El tercer filtro, la utilidad, es posiblemente el más olvidado. Todos competimos de cierta forma por la atención de nuestras audiencias y por eso es fácil caer en la trampa de comunicar por inercia, por completar la parrilla de contenidos del mes. Pero la pregunta sigue siendo clave: ¿esto le importa y le sirve a alguien? ¿Tiene sentido para nuestra audiencia? Un mensaje que no informa, no inspira ni resuelve, es ruido. Y el ruido, en comunicación, es un costo. Es más: puede convertirse en un riesgo. Las marcas no deberían hablar por hablar, sino conversar con propósito.
Lo que me gusta de los filtros de Sócrates -y perdonen la fumada- es que, además de ser simples, me obligan a pensar antes de hablar o crear. Y eso, en relaciones públicas, es ser un poco más responsable. Porque comunicar va más allá de poner palabras en una nota de prensa o en un post; se trata de construir con sentido y asumir el impacto de esos mensajes. Comunicar también es decidir cuándo callar.

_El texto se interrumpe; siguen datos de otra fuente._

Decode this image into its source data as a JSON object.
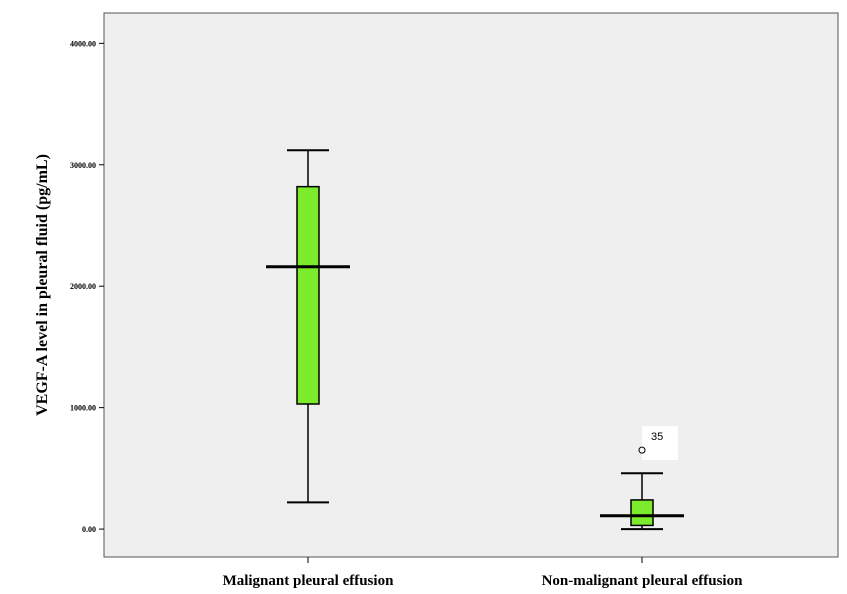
{
  "chart_data": {
    "type": "boxplot",
    "title": "",
    "xlabel": "",
    "ylabel": "VEGF-A level in pleural fluid (pg/mL)",
    "ylim": [
      -230,
      4250
    ],
    "yticks": [
      0,
      1000,
      2000,
      3000,
      4000
    ],
    "ytick_labels": [
      "0.00",
      "1000.00",
      "2000.00",
      "3000.00",
      "4000.00"
    ],
    "categories": [
      "Malignant pleural effusion",
      "Non-malignant pleural effusion"
    ],
    "boxes": [
      {
        "category": "Malignant pleural effusion",
        "whisker_low": 220,
        "q1": 1030,
        "median": 2160,
        "q3": 2820,
        "whisker_high": 3120,
        "outliers": []
      },
      {
        "category": "Non-malignant pleural effusion",
        "whisker_low": 0,
        "q1": 30,
        "median": 110,
        "q3": 240,
        "whisker_high": 460,
        "outliers": [
          {
            "value": 650,
            "label": "35"
          }
        ]
      }
    ],
    "grid": false,
    "legend": "none",
    "colors": {
      "box_fill": "#7CEB2B",
      "plot_bg": "#EFEFEF",
      "line": "#000000"
    }
  }
}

He visto marcas salir fortalecidas de crisis muy complejas, no porque tuvieran el mejor speech, sino porque supieron escuchar, reconocer errores y actuar con transparencia. Y he visto otras hundirse, no por el hecho en sí, sino por la manera en que decidieron comunicarlo. ¿Qué tal si ponemos en práctica estos filtros antes de emitir un mensaje?
Claro, no siempre es fácil. En medio de una crisis, bajo la presión de los tiempos y con el escrutinio público encima, las decisiones se vuelven más difíciles. Pero justamente ahí es donde los principios importan. Y no es algo romántico hablar de principios. No basta con tener un manual de crisis, se necesita criterio y mucha empatía. Se necesita filosofía, en el sentido más práctico del término: saber discernir.
Tal vez por eso me gusta recordar esta historia -que ciertamente no está comprobada históricamente- porque nos recuerda que antes de ser especialistas, estrategas o consultores, somos personas. Y que, como personas, deberíamos ser más conscientes del poder que tienen nuestras palabras.
En un mundo donde la verdad lucha por destacar entre la inmediatez, la bondad es vista como ingenuidad y el valor se mide en clics, reflexionar sobre estos tres filtros puede parecer innecesario. Sin embargo, aplicarlos puede proteger nuestro discurso, identidad y reputación. Al final, lo que realmente está en juego no es solo una campaña, sino la confianza, que se construye con cada acción y palabra que pronunciamos para comunicarla.